Aufgrund der eigenen Angaben des Klägers und der dem Gericht zur Verfügung stehenden Unterlagen lässt sich nicht
der Nachweis führen, dass der Kläger bereits im September 2002 in seiner zeitlichen Leistungsfähigkeit gemindert
gewesen wäre. Sofern eine zeitliche Leistungsminderung zu einem späteren Zeitpunkt, nach den vorliegenden
Unterlagen im August 2006, eingetreten ist, kann dies keinen Rentenanspruch begründen, da zu diesem Zeitpunkt die
versicherungsrechtlichen Voraussetzungen nicht mehr erfüllt sind.

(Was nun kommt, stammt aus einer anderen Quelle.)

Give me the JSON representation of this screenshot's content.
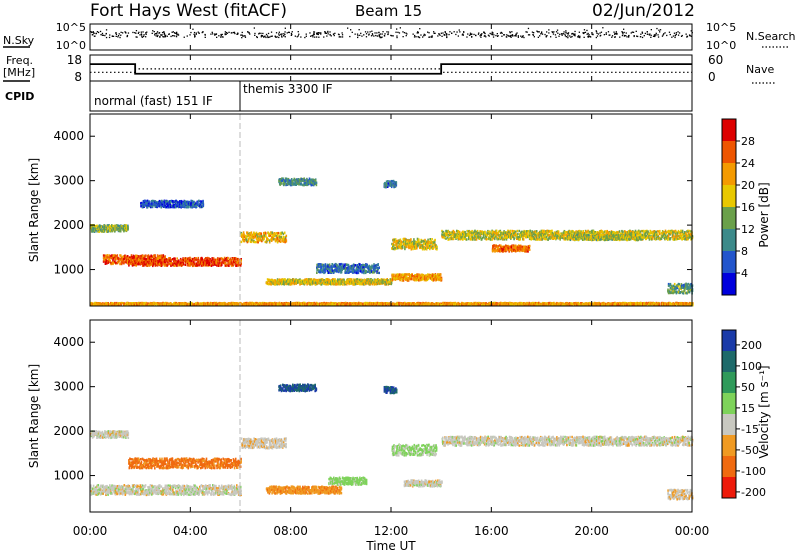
{
  "header": {
    "radar_title": "Fort Hays West (fitACF)",
    "beam": "Beam 15",
    "date": "02/Jun/2012"
  },
  "sidebar_labels": {
    "nsky": "N.Sky",
    "freq_line1": "Freq.",
    "freq_line2": "[MHz]",
    "cpid": "CPID",
    "nsearch": "N.Search",
    "nave": "Nave"
  },
  "noise_panel": {
    "y_ticks_left": [
      "10^5",
      "10^0"
    ],
    "y_ticks_right": [
      "10^5",
      "10^0"
    ]
  },
  "freq_panel": {
    "y_ticks_left": [
      "18",
      "8"
    ],
    "y_ticks_right": [
      "60",
      "0"
    ],
    "freq_steps": [
      {
        "start_hour": 0.0,
        "end_hour": 1.8,
        "mhz": 14.5
      },
      {
        "start_hour": 1.8,
        "end_hour": 14.0,
        "mhz": 10.8
      },
      {
        "start_hour": 14.0,
        "end_hour": 24.0,
        "mhz": 14.5
      }
    ],
    "nave_steps": [
      {
        "start_hour": 0.0,
        "end_hour": 1.8,
        "value": 20
      },
      {
        "start_hour": 1.8,
        "end_hour": 14.0,
        "value": 28
      },
      {
        "start_hour": 14.0,
        "end_hour": 24.0,
        "value": 20
      }
    ]
  },
  "cpid_panel": {
    "segments": [
      {
        "start_hour": 0.0,
        "label": "normal (fast) 151 IF"
      },
      {
        "start_hour": 6.0,
        "label": "themis 3300 IF"
      }
    ]
  },
  "x_axis": {
    "title": "Time UT",
    "ticks": [
      "00:00",
      "04:00",
      "08:00",
      "12:00",
      "16:00",
      "20:00",
      "00:00"
    ],
    "tick_hours": [
      0,
      4,
      8,
      12,
      16,
      20,
      24
    ]
  },
  "chart_data": [
    {
      "type": "heatmap",
      "name": "power",
      "ylabel": "Slant Range [km]",
      "yticks": [
        1000,
        2000,
        3000,
        4000
      ],
      "ylim": [
        180,
        4500
      ],
      "xlim_hours": [
        0,
        24
      ],
      "colorbar": {
        "label": "Power [dB]",
        "ticks": [
          4,
          8,
          12,
          16,
          20,
          24,
          28
        ],
        "range": [
          0,
          32
        ],
        "colors": [
          "#0000dd",
          "#2255cc",
          "#3c8a8a",
          "#6aa04a",
          "#e8c800",
          "#f49a00",
          "#ee5500",
          "#dd0000"
        ]
      },
      "scatter_bands": [
        {
          "start_hour": 0.0,
          "end_hour": 1.5,
          "center_km": 1950,
          "width_km": 150,
          "power": 14
        },
        {
          "start_hour": 0.5,
          "end_hour": 3.0,
          "center_km": 1250,
          "width_km": 200,
          "power": 26
        },
        {
          "start_hour": 1.5,
          "end_hour": 6.0,
          "center_km": 1200,
          "width_km": 180,
          "power": 27
        },
        {
          "start_hour": 6.0,
          "end_hour": 7.8,
          "center_km": 1750,
          "width_km": 220,
          "power": 20
        },
        {
          "start_hour": 2.0,
          "end_hour": 4.5,
          "center_km": 2500,
          "width_km": 150,
          "power": 6
        },
        {
          "start_hour": 7.5,
          "end_hour": 9.0,
          "center_km": 3000,
          "width_km": 150,
          "power": 11
        },
        {
          "start_hour": 7.0,
          "end_hour": 12.0,
          "center_km": 750,
          "width_km": 120,
          "power": 18
        },
        {
          "start_hour": 9.0,
          "end_hour": 11.5,
          "center_km": 1050,
          "width_km": 200,
          "power": 8
        },
        {
          "start_hour": 11.7,
          "end_hour": 12.2,
          "center_km": 2950,
          "width_km": 140,
          "power": 8
        },
        {
          "start_hour": 12.0,
          "end_hour": 13.8,
          "center_km": 1600,
          "width_km": 240,
          "power": 18
        },
        {
          "start_hour": 12.0,
          "end_hour": 14.0,
          "center_km": 850,
          "width_km": 140,
          "power": 22
        },
        {
          "start_hour": 14.0,
          "end_hour": 24.0,
          "center_km": 1800,
          "width_km": 200,
          "power": 17
        },
        {
          "start_hour": 16.0,
          "end_hour": 17.5,
          "center_km": 1500,
          "width_km": 140,
          "power": 25
        },
        {
          "start_hour": 19.0,
          "end_hour": 22.0,
          "center_km": 1750,
          "width_km": 120,
          "power": 16
        },
        {
          "start_hour": 23.0,
          "end_hour": 24.0,
          "center_km": 600,
          "width_km": 220,
          "power": 12
        },
        {
          "start_hour": 0.0,
          "end_hour": 24.0,
          "center_km": 240,
          "width_km": 70,
          "power": 22
        }
      ]
    },
    {
      "type": "heatmap",
      "name": "velocity",
      "ylabel": "Slant Range [km]",
      "yticks": [
        1000,
        2000,
        3000,
        4000
      ],
      "ylim": [
        180,
        4500
      ],
      "xlim_hours": [
        0,
        24
      ],
      "colorbar": {
        "label": "Velocity [m s⁻¹]",
        "ticks": [
          "200",
          "100",
          "50",
          "15",
          "-15",
          "-50",
          "-100",
          "-200"
        ],
        "colors": [
          "#1a3aa8",
          "#1e6a6a",
          "#2f9a5a",
          "#7ed35a",
          "#c8c8c0",
          "#f09a22",
          "#f06a10",
          "#ee1a0a"
        ]
      },
      "scatter_bands": [
        {
          "start_hour": 0.0,
          "end_hour": 1.5,
          "center_km": 1950,
          "width_km": 150,
          "velocity": 0
        },
        {
          "start_hour": 1.5,
          "end_hour": 6.0,
          "center_km": 1300,
          "width_km": 220,
          "velocity": -60
        },
        {
          "start_hour": 6.0,
          "end_hour": 7.8,
          "center_km": 1750,
          "width_km": 220,
          "velocity": -5
        },
        {
          "start_hour": 0.0,
          "end_hour": 6.0,
          "center_km": 700,
          "width_km": 220,
          "velocity": 0
        },
        {
          "start_hour": 7.5,
          "end_hour": 9.0,
          "center_km": 3000,
          "width_km": 150,
          "velocity": 200
        },
        {
          "start_hour": 7.0,
          "end_hour": 10.0,
          "center_km": 700,
          "width_km": 160,
          "velocity": -40
        },
        {
          "start_hour": 9.5,
          "end_hour": 11.0,
          "center_km": 900,
          "width_km": 160,
          "velocity": 30
        },
        {
          "start_hour": 11.7,
          "end_hour": 12.2,
          "center_km": 2950,
          "width_km": 140,
          "velocity": 200
        },
        {
          "start_hour": 12.0,
          "end_hour": 13.8,
          "center_km": 1600,
          "width_km": 240,
          "velocity": 20
        },
        {
          "start_hour": 12.5,
          "end_hour": 14.0,
          "center_km": 850,
          "width_km": 140,
          "velocity": 0
        },
        {
          "start_hour": 14.0,
          "end_hour": 24.0,
          "center_km": 1800,
          "width_km": 200,
          "velocity": 0
        },
        {
          "start_hour": 23.0,
          "end_hour": 24.0,
          "center_km": 600,
          "width_km": 220,
          "velocity": -5
        }
      ]
    }
  ]
}
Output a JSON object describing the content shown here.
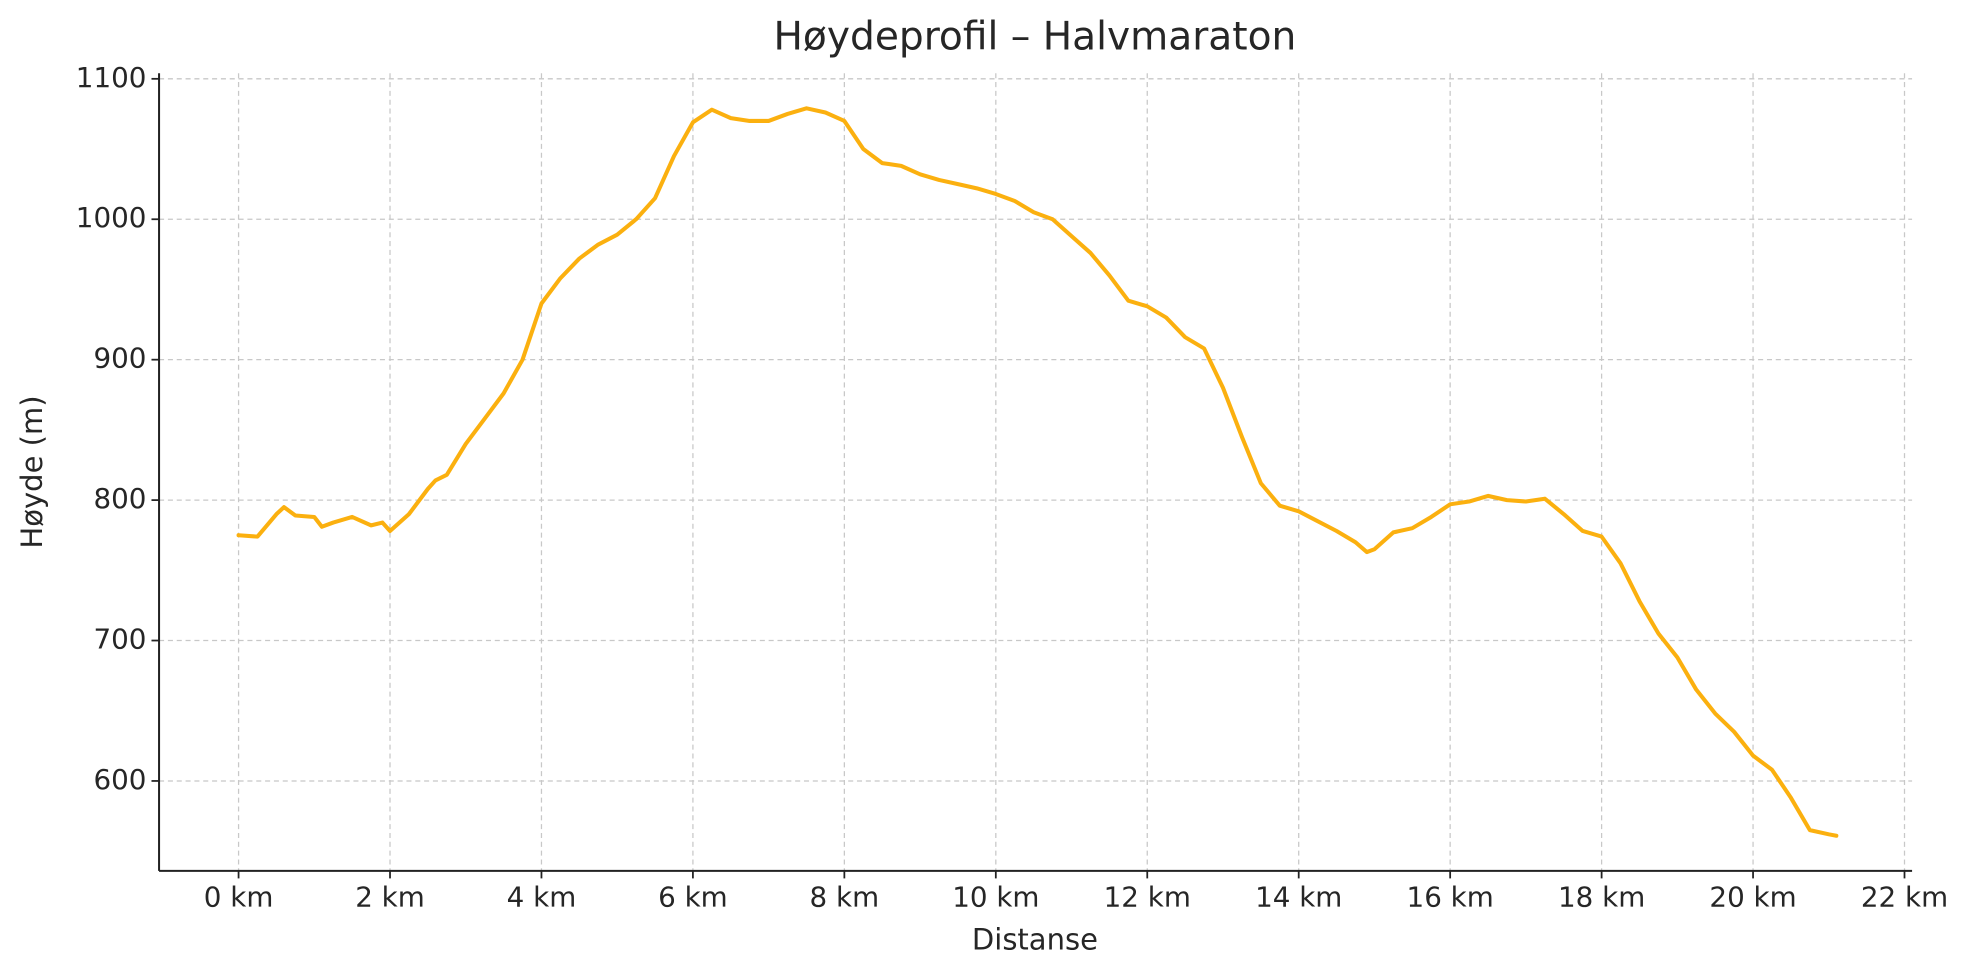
{
  "chart_data": {
    "type": "line",
    "title": "Høydeprofil – Halvmaraton",
    "x_label": "Distanse",
    "y_label": "Høyde (m)",
    "x": [
      0,
      0.25,
      0.5,
      0.6,
      0.75,
      1.0,
      1.1,
      1.25,
      1.5,
      1.75,
      1.9,
      2.0,
      2.25,
      2.5,
      2.6,
      2.75,
      3.0,
      3.25,
      3.5,
      3.75,
      4.0,
      4.25,
      4.5,
      4.75,
      5.0,
      5.25,
      5.5,
      5.75,
      6.0,
      6.25,
      6.5,
      6.75,
      7.0,
      7.25,
      7.5,
      7.75,
      8.0,
      8.25,
      8.5,
      8.75,
      9.0,
      9.25,
      9.5,
      9.75,
      10.0,
      10.25,
      10.5,
      10.75,
      11.0,
      11.25,
      11.5,
      11.75,
      12.0,
      12.25,
      12.5,
      12.75,
      13.0,
      13.25,
      13.5,
      13.75,
      14.0,
      14.25,
      14.5,
      14.75,
      14.9,
      15.0,
      15.25,
      15.5,
      15.75,
      16.0,
      16.25,
      16.5,
      16.75,
      17.0,
      17.25,
      17.5,
      17.75,
      18.0,
      18.25,
      18.5,
      18.75,
      19.0,
      19.25,
      19.5,
      19.75,
      20.0,
      20.25,
      20.5,
      20.75,
      21.0,
      21.1
    ],
    "series": [
      {
        "name": "Høyde",
        "color": "#fbb00f",
        "values": [
          775,
          774,
          790,
          795,
          789,
          788,
          781,
          784,
          788,
          782,
          784,
          778,
          790,
          808,
          814,
          818,
          840,
          858,
          876,
          900,
          940,
          958,
          972,
          982,
          989,
          1000,
          1015,
          1045,
          1069,
          1078,
          1072,
          1070,
          1070,
          1075,
          1079,
          1076,
          1070,
          1050,
          1040,
          1038,
          1032,
          1028,
          1025,
          1022,
          1018,
          1013,
          1005,
          1000,
          988,
          976,
          960,
          942,
          938,
          930,
          916,
          908,
          880,
          845,
          812,
          796,
          792,
          785,
          778,
          770,
          763,
          765,
          777,
          780,
          788,
          797,
          799,
          803,
          800,
          799,
          801,
          790,
          778,
          774,
          755,
          728,
          705,
          688,
          665,
          648,
          635,
          618,
          608,
          588,
          565,
          562,
          561
        ]
      }
    ],
    "xlim": [
      -1.05,
      22.1
    ],
    "ylim": [
      536,
      1104
    ],
    "xticks": [
      {
        "value": 0,
        "label": "0 km"
      },
      {
        "value": 2,
        "label": "2 km"
      },
      {
        "value": 4,
        "label": "4 km"
      },
      {
        "value": 6,
        "label": "6 km"
      },
      {
        "value": 8,
        "label": "8 km"
      },
      {
        "value": 10,
        "label": "10 km"
      },
      {
        "value": 12,
        "label": "12 km"
      },
      {
        "value": 14,
        "label": "14 km"
      },
      {
        "value": 16,
        "label": "16 km"
      },
      {
        "value": 18,
        "label": "18 km"
      },
      {
        "value": 20,
        "label": "20 km"
      },
      {
        "value": 22,
        "label": "22 km"
      }
    ],
    "yticks": [
      600,
      700,
      800,
      900,
      1000,
      1100
    ],
    "grid": true
  }
}
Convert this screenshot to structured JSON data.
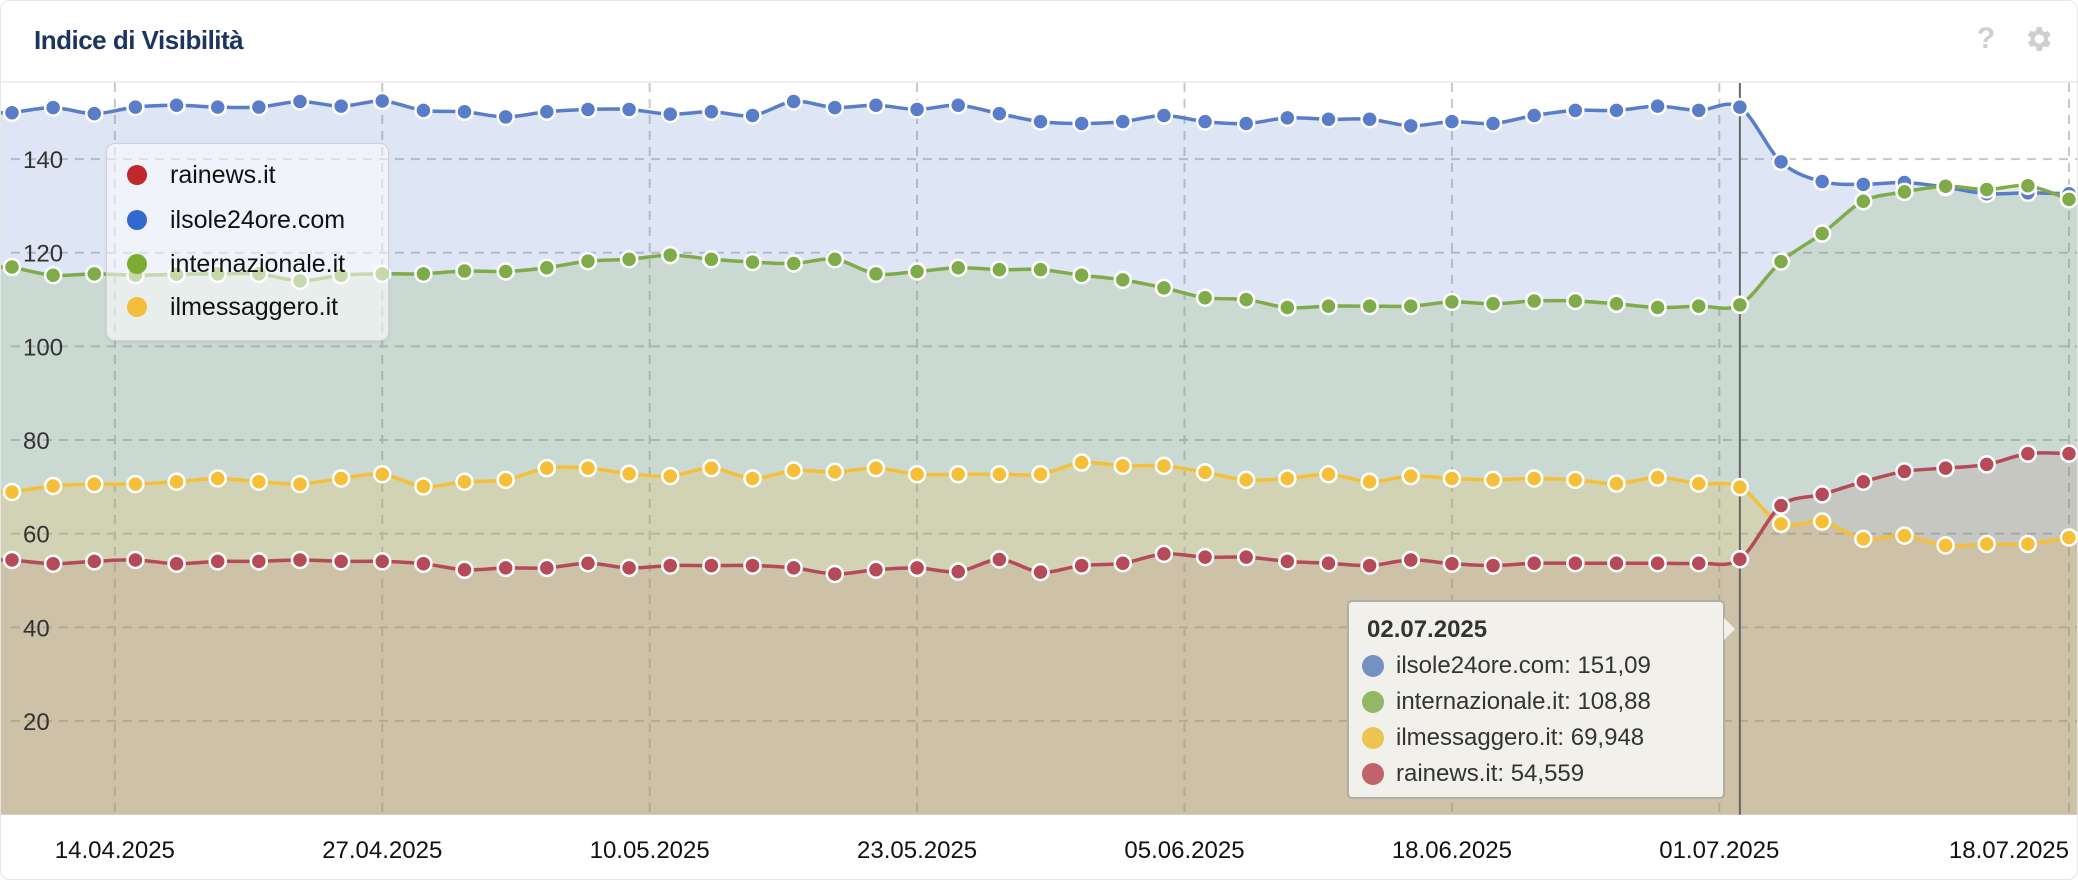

Da nach den Angaben des Klägers davon auszugehen ist, dass er keine qualifizierte Anlerntätigkeit (Anlern- oder
Ausbildungszeit von mehr als 12 Monaten) oder gar Facharbeitertätigkeit ausgeübt hat, kommt auch ein Anspruch auf
Rente wegen teilweiser Erwerbsminderung bei Berufsunfähigkeit gem. § 240 SGB VI nicht in Betracht, zumal auch
dafür eine zeitliche Leistungsminderung zu einem Zeitpunkt, als die versicherungsrechtlichen Voraussetzungen noch
erfüllt waren, nicht nachgewiesen wäre.
Die Berufung ist daher als unbegründet zurückzuweisen.
Die Kostenentscheidung (§ 193 SG) beruht darauf, dass die Berufung des Klägers erfolglos geblieben ist.
Gründe für die Zulassung der Revision gemäß § 160 Abs. 2 SGG liegen nicht vor.